I don't really have "big data" problems. I have "annoying data" problems. 500G of 10:1 compressed csv log files that I want to run reports on every now and then. Often just count or topk by a column, but sometimes grouping+counting (i.e, sum of column 5 grouped by column 3 where column 2='foo')

I've been looking into tools like Spark and Drill, but my tests running on a single machine found them to be extremely slow. Maybe things would be faster if I converted the log files to their native formats?

I've been considering trying to load the data into a postgres db using cstore_fdw, but what I really just want is a high performance sql engine for flat files, something probably like Kdb.

Like this article that I read recently: http://www.frankmcsherry.org/graph/scalability/cost/2015/01/... I know this can be done efficiently enough on a single machine, I just need the right software.


Flat CSV or JSON files are hard to parse.

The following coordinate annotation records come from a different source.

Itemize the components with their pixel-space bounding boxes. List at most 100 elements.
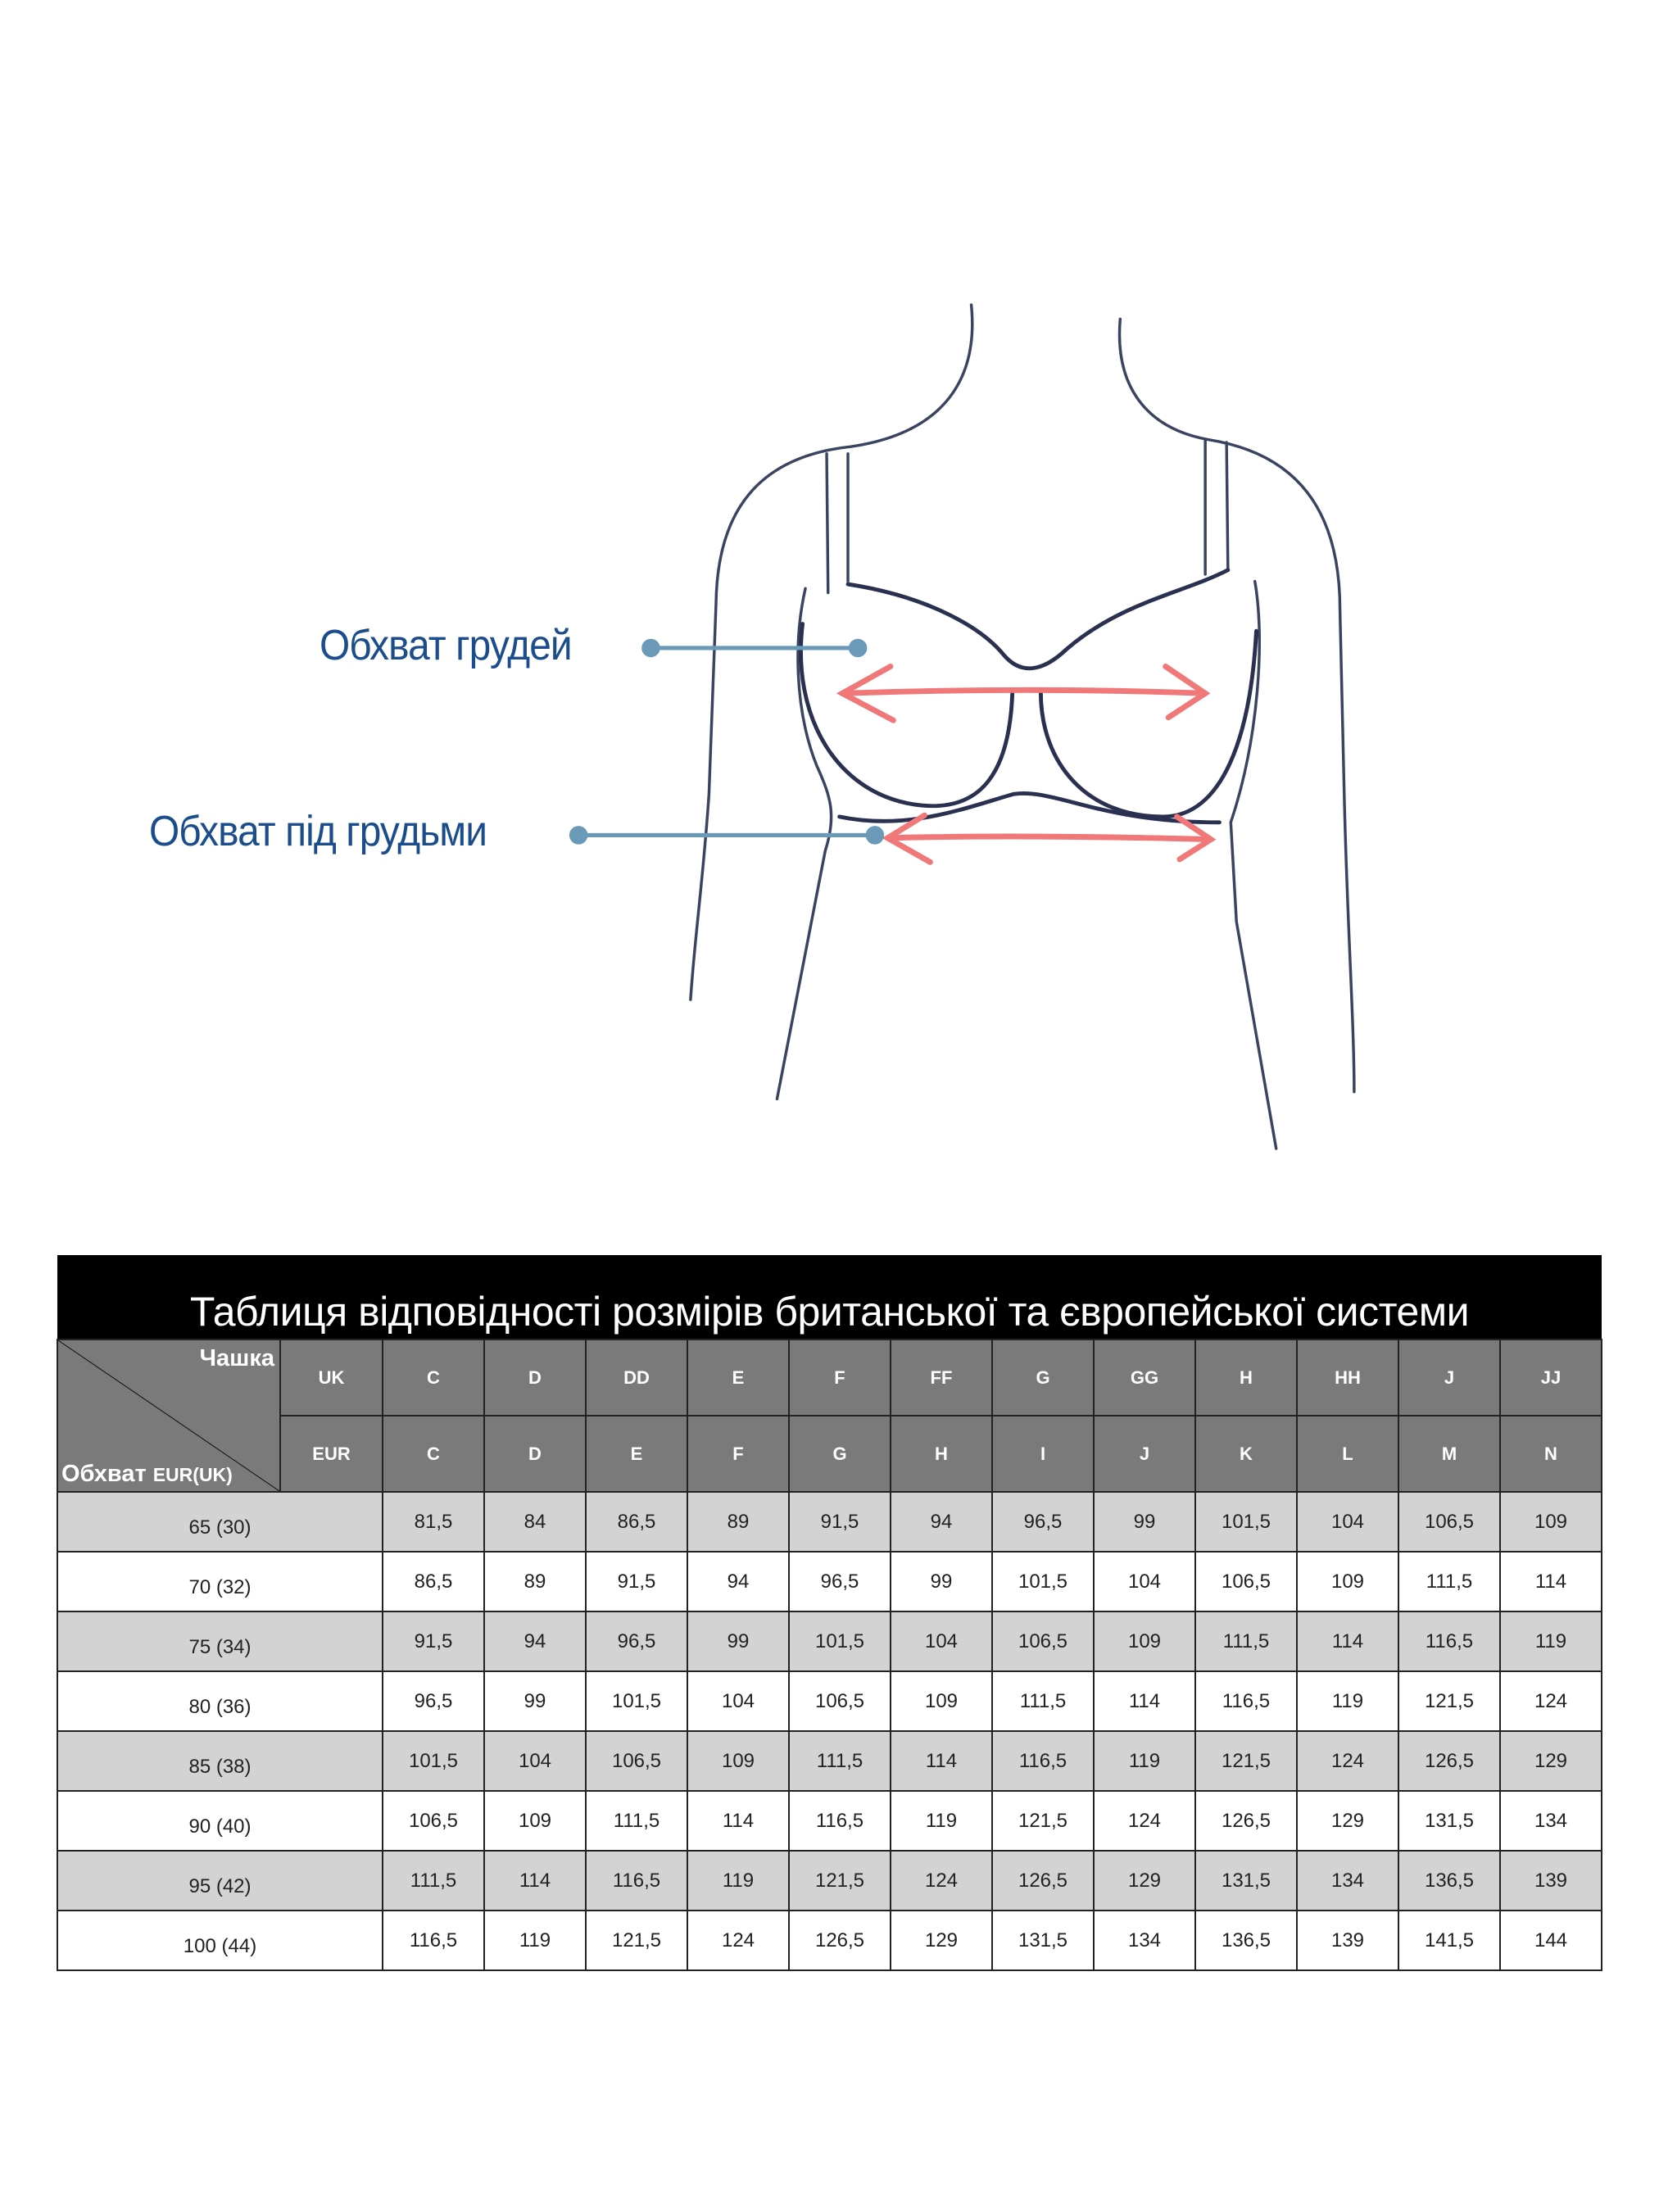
bust-value-cell: 109 — [1296, 1551, 1399, 1612]
girth-cell: 80 (36) — [57, 1670, 383, 1732]
bust-value-cell: 136,5 — [1194, 1910, 1298, 1971]
bust-value-cell: 106,5 — [1398, 1491, 1501, 1552]
bust-value-cell: 124 — [1499, 1670, 1602, 1732]
bust-value-cell: 126,5 — [1194, 1790, 1298, 1852]
table-title: Таблиця відповідності розмірів британськ… — [57, 1255, 1602, 1339]
bust-value-cell: 94 — [483, 1611, 587, 1672]
bust-value-cell: 116,5 — [1194, 1670, 1298, 1732]
table-row: 100 (44) 116,5 119 121,5 124 126,5 129 131,5 134… — [57, 1910, 1602, 1971]
bust-value-cell: 89 — [687, 1491, 790, 1552]
bust-value-cell: 99 — [687, 1611, 790, 1672]
bust-value-cell: 114 — [1093, 1670, 1196, 1732]
bust-value-cell: 109 — [1093, 1611, 1196, 1672]
bust-value-cell: 124 — [890, 1850, 993, 1911]
bust-value-cell: 109 — [1499, 1491, 1602, 1552]
uk-cup-header: E — [687, 1339, 790, 1416]
body-outline — [689, 303, 1356, 1150]
eur-cup-header: H — [890, 1415, 993, 1493]
bust-value-cell: 129 — [1296, 1790, 1399, 1852]
uk-cup-header: DD — [585, 1339, 688, 1416]
eur-cup-header: C — [382, 1415, 485, 1493]
bust-value-cell: 126,5 — [991, 1850, 1095, 1911]
uk-cup-header: H — [1194, 1339, 1298, 1416]
underbust-arrow-icon — [882, 812, 1217, 865]
bust-value-cell: 106,5 — [788, 1670, 891, 1732]
girth-label-suffix: EUR(UK) — [152, 1464, 233, 1485]
table-row: 75 (34) 91,5 94 96,5 99 101,5 104 106,5 109 111,5… — [57, 1611, 1602, 1672]
bust-value-cell: 86,5 — [382, 1551, 485, 1612]
bust-value-cell: 94 — [687, 1551, 790, 1612]
bust-value-cell: 104 — [1296, 1491, 1399, 1552]
bust-value-cell: 126,5 — [1398, 1730, 1501, 1792]
girth-label: Обхват EUR(UK) — [61, 1461, 233, 1488]
bust-value-cell: 111,5 — [1398, 1551, 1501, 1612]
eur-cup-header: J — [1093, 1415, 1196, 1493]
bust-value-cell: 111,5 — [382, 1850, 485, 1911]
eur-cup-header: N — [1499, 1415, 1602, 1493]
eur-cup-header: D — [483, 1415, 587, 1493]
bust-value-cell: 89 — [483, 1551, 587, 1612]
bust-value-cell: 104 — [483, 1730, 587, 1792]
bust-value-cell: 119 — [1296, 1670, 1399, 1732]
bust-value-cell: 104 — [687, 1670, 790, 1732]
girth-cell: 100 (44) — [57, 1910, 383, 1971]
underbust-pointer — [569, 826, 885, 845]
bust-value-cell: 96,5 — [788, 1551, 891, 1612]
bust-value-cell: 101,5 — [991, 1551, 1095, 1612]
bust-value-cell: 106,5 — [1194, 1551, 1298, 1612]
girth-cell: 95 (42) — [57, 1850, 383, 1911]
bust-value-cell: 136,5 — [1398, 1850, 1501, 1911]
uk-cup-header: HH — [1296, 1339, 1399, 1416]
uk-cup-header: FF — [890, 1339, 993, 1416]
size-conversion-table: Таблиця відповідності розмірів британськ… — [57, 1255, 1602, 1971]
bust-value-cell: 116,5 — [585, 1850, 688, 1911]
table-row: 80 (36) 96,5 99 101,5 104 106,5 109 111,5 114 116… — [57, 1670, 1602, 1732]
bust-value-cell: 119 — [1093, 1730, 1196, 1792]
bust-value-cell: 134 — [1499, 1790, 1602, 1852]
bust-value-cell: 109 — [483, 1790, 587, 1852]
bust-value-cell: 106,5 — [382, 1790, 485, 1852]
bust-value-cell: 101,5 — [788, 1611, 891, 1672]
bust-value-cell: 121,5 — [1398, 1670, 1501, 1732]
girth-cell: 85 (38) — [57, 1730, 383, 1792]
bust-value-cell: 129 — [890, 1910, 993, 1971]
uk-system-label: UK — [279, 1339, 383, 1416]
bust-value-cell: 131,5 — [1194, 1850, 1298, 1911]
girth-label-text: Обхват — [61, 1461, 147, 1487]
table-body: 65 (30) 81,5 84 86,5 89 91,5 94 96,5 99 101,5 104 1… — [57, 1491, 1602, 1971]
bust-value-cell: 114 — [1499, 1551, 1602, 1612]
eur-cup-header: I — [991, 1415, 1095, 1493]
bust-value-cell: 141,5 — [1398, 1910, 1501, 1971]
bust-value-cell: 111,5 — [788, 1730, 891, 1792]
bust-value-cell: 109 — [890, 1670, 993, 1732]
bust-value-cell: 119 — [890, 1790, 993, 1852]
bust-arrow-icon — [836, 664, 1211, 723]
bust-value-cell: 86,5 — [585, 1491, 688, 1552]
bust-value-cell: 91,5 — [382, 1611, 485, 1672]
bust-value-cell: 101,5 — [382, 1730, 485, 1792]
bust-value-cell: 124 — [1093, 1790, 1196, 1852]
eur-cup-header: K — [1194, 1415, 1298, 1493]
uk-cup-header: J — [1398, 1339, 1501, 1416]
bra-outline — [799, 568, 1258, 825]
bust-value-cell: 91,5 — [585, 1551, 688, 1612]
bust-value-cell: 114 — [1296, 1611, 1399, 1672]
eur-cup-header: M — [1398, 1415, 1501, 1493]
table-row: 90 (40) 106,5 109 111,5 114 116,5 119 121,5 124 1… — [57, 1790, 1602, 1852]
bust-value-cell: 111,5 — [585, 1790, 688, 1852]
bust-value-cell: 124 — [687, 1910, 790, 1971]
bust-value-cell: 119 — [483, 1910, 587, 1971]
bust-value-cell: 121,5 — [1194, 1730, 1298, 1792]
bust-value-cell: 114 — [890, 1730, 993, 1792]
bust-value-cell: 139 — [1499, 1850, 1602, 1911]
bust-value-cell: 99 — [483, 1670, 587, 1732]
bust-value-cell: 114 — [687, 1790, 790, 1852]
bust-value-cell: 91,5 — [788, 1491, 891, 1552]
bust-value-cell: 116,5 — [991, 1730, 1095, 1792]
uk-cup-header: GG — [1093, 1339, 1196, 1416]
diagonal-divider — [58, 1340, 279, 1491]
bust-pointer — [641, 638, 868, 658]
uk-cup-header: F — [788, 1339, 891, 1416]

Fast CSV parsers and gzip decompression both run at around 100MB/s. If you want to get faster than this you'll need to use better (ideally binary) formats.

This notebook might interest you: http://nbviewer.ipython.org/gist/mrocklin/c16c5c483b2b9859de... , particularly the sections starting at "Eleven minutes is a long time." It compares CSV costs (minutes) to custom binary storage formats (seconds) on a 20 GB dataset.